Tiefenanalyse der Berliner Wirtschaft: Wirtschaftssenatorin Pop rechnet mit mehr als drei Prozent Wachstum

Der Senat zieht Zwischenbilanz der Coronakrise: Es war hart für die Stadt. Aber andernorts war es härter. Jetzt soll das Wachstum zurückkehren.

Es war das verflixte achte Jahr: 2020 endete mit dem Ausbruch der Pandemie der seit 2013 andauernde Aufschwung der Berliner Wirtschaft.

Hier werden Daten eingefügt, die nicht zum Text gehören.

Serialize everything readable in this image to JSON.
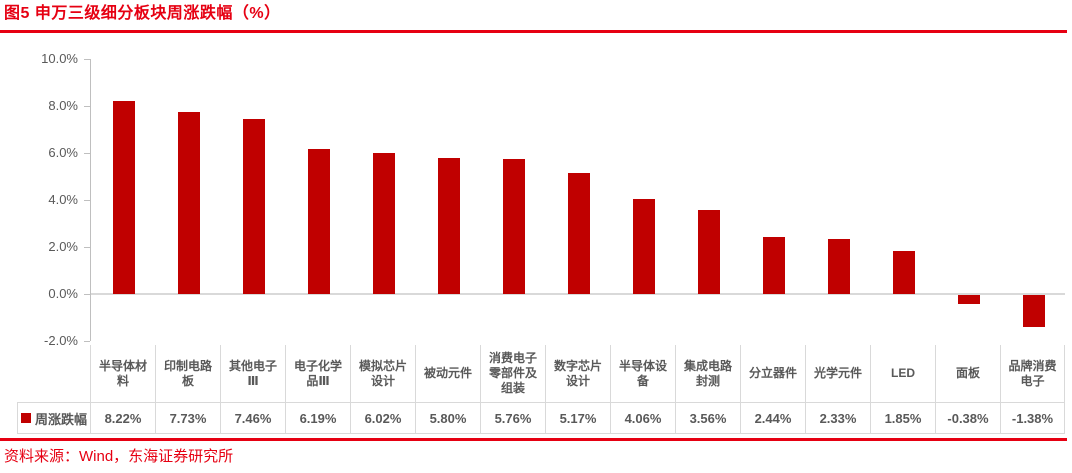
{
  "header": {
    "title": "图5  申万三级细分板块周涨跌幅（%）"
  },
  "footer": {
    "source": "资料来源：Wind，东海证券研究所"
  },
  "legend": {
    "label": "周涨跌幅"
  },
  "colors": {
    "accent_red": "#e60012",
    "bar": "#c00000",
    "axis_text": "#595959",
    "table_border": "#d9d9d9",
    "axis_line": "#bfbfbf"
  },
  "chart_data": {
    "type": "bar",
    "title": "图5  申万三级细分板块周涨跌幅（%）",
    "series_name": "周涨跌幅",
    "categories": [
      "半导体材料",
      "印制电路板",
      "其他电子Ⅲ",
      "电子化学品Ⅲ",
      "模拟芯片设计",
      "被动元件",
      "消费电子零部件及组装",
      "数字芯片设计",
      "半导体设备",
      "集成电路封测",
      "分立器件",
      "光学元件",
      "LED",
      "面板",
      "品牌消费电子"
    ],
    "values": [
      8.22,
      7.73,
      7.46,
      6.19,
      6.02,
      5.8,
      5.76,
      5.17,
      4.06,
      3.56,
      2.44,
      2.33,
      1.85,
      -0.38,
      -1.38
    ],
    "value_labels": [
      "8.22%",
      "7.73%",
      "7.46%",
      "6.19%",
      "6.02%",
      "5.80%",
      "5.76%",
      "5.17%",
      "4.06%",
      "3.56%",
      "2.44%",
      "2.33%",
      "1.85%",
      "-0.38%",
      "-1.38%"
    ],
    "xlabel": "",
    "ylabel": "",
    "ylim": [
      -2,
      10
    ],
    "yticks": [
      "10.0%",
      "8.0%",
      "6.0%",
      "4.0%",
      "2.0%",
      "0.0%",
      "-2.0%"
    ],
    "grid": false,
    "legend_position": "bottom-table"
  }
}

Das lokale Bruttoinlandsprodukt war zuvor seit 2014 sogar deutlich stärker gewachsen als im Schnitt aller deutschen Länder. Berlin löste sich so zunehmend vom Image als Armenhaus der Republik, als rückständige Hauptstadt, die nur durch Millionensubventionen am Laufen gehalten werden kann.

Der Tourismus als Kern des für Berlin enorm wichtigen Dienstleistungssektors, eine florierende Kreativ- und Gründerszene sowie ein wie zu Vorkriegszeiten wachsender Industriesektor mit produzierenden und exportorientierten Unternehmen: So ist Berlins Wirtschaft auch nach den hoffentlich vorerst letzten Lockdown-Maßnahmen aufgestellt.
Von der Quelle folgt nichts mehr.